Anticoagulation linked to lower death rate in hospitalized COVID-19 patients: JAMA
USA: The use of anticoagulation therapy for the prevention or treatment of venous thromboembolism (VTE) may lower the mortality rate in patients hospitalized with COVID-19, finds a recent study.
The findings of the study, published in JAMA Network Open, suggest that prophylactic-dose VTE anticoagulation may be optimal therapy for such patients.
Venous thromboembolism is one of the most common complications of COVID-19. However, the management of VTE prevention and the effect of prevention strategies on mortality is not well understood. To understand this better, Valerie M. Vaughn, Department of Internal Medicine, University of Utah, Salt Lake City, and colleagues aimed to characterize frequency, variation across hospitals, and change over time in VTE prophylaxis and treatment-dose anticoagulation in patients hospitalized for COVID-19, as well as the association of anticoagulation strategies with in-hospital and 60-day mortality.

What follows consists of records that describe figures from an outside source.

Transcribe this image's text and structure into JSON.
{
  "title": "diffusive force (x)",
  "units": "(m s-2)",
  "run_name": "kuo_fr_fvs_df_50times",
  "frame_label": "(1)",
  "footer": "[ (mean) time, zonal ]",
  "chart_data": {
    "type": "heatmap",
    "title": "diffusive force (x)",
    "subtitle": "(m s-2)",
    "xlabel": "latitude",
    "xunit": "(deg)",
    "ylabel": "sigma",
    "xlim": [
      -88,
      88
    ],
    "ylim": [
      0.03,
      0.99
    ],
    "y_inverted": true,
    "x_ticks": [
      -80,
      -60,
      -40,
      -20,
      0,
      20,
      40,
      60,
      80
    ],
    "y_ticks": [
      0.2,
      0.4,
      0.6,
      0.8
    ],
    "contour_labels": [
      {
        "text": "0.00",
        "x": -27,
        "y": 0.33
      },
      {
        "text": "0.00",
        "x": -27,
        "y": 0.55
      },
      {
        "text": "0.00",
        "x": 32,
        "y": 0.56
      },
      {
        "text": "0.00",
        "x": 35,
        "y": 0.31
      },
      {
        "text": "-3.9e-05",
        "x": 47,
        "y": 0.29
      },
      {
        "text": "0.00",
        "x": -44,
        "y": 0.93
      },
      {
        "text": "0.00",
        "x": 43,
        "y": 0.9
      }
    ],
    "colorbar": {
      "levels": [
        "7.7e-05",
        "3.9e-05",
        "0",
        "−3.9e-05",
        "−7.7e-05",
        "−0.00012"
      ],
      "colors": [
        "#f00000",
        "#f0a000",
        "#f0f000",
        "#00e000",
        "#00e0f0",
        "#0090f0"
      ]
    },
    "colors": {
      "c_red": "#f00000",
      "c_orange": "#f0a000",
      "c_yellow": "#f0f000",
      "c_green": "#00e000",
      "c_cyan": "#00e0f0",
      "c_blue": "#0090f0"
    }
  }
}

For this purpose, the researchers conducted a cohort study by using a pseudorandom sample of 1,351 COVID-19 patients 18 years and older admitted to 30 Michigan hospitals from Mar 7 to Jun 17, 2020.
Key findings of the study include:
- Of a total 1351 patients with COVID-19 included (median age, 64 years; 47.7% women, 48.9% Black patients), only 1.3% had a confirmed VTE, and 16.2% received treatment-dose anticoagulation.
- Use of treatment-dose anticoagulation without imaging ranged from 0% to 29% across hospitals and increased over time (adjusted odds ratio [aOR], 1.46 per week).
- Of 1127 patients who ever received anticoagulation, 34.8% missed 2 or more days of prophylaxis.
- Missed prophylaxis varied from 11% to 61% across hospitals and decreased markedly over time (aOR, 0.89 per week).
- VTE nonadherence was associated with higher 60-day (adjusted hazard ratio [aHR], 1.31) but not in-hospital mortality (aHR, 0.97).
- Receiving any dose of anticoagulation (vs no anticoagulation) was associated with lower in-hospital mortality (only prophylactic dose: aHR, 0.36; any treatment dose: aHR, 0.38).
- Only the prophylactic dose of anticoagulation remained associated with lower mortality at 60 days (prophylactic dose: aHR, 0.71; treatment dose: aHR, 0.92).
"We found that for patients hospitalized with COVID-19, both prophylactic- and treatment-dose anticoagulation were associated with lower in-hospital mortality compared with no anticoagulation." concluded the authors. "Given that only prophylactic anticoagulation was associated with lower 60-day mortality, prophylactic-dose VTE prophylaxis may be the optimal therapy for patients hospitalized with COVID-19."
The study titled, "Trends in Venous Thromboembolism Anticoagulation in Patients Hospitalized With COVID-19," is published in JAMA Network Open.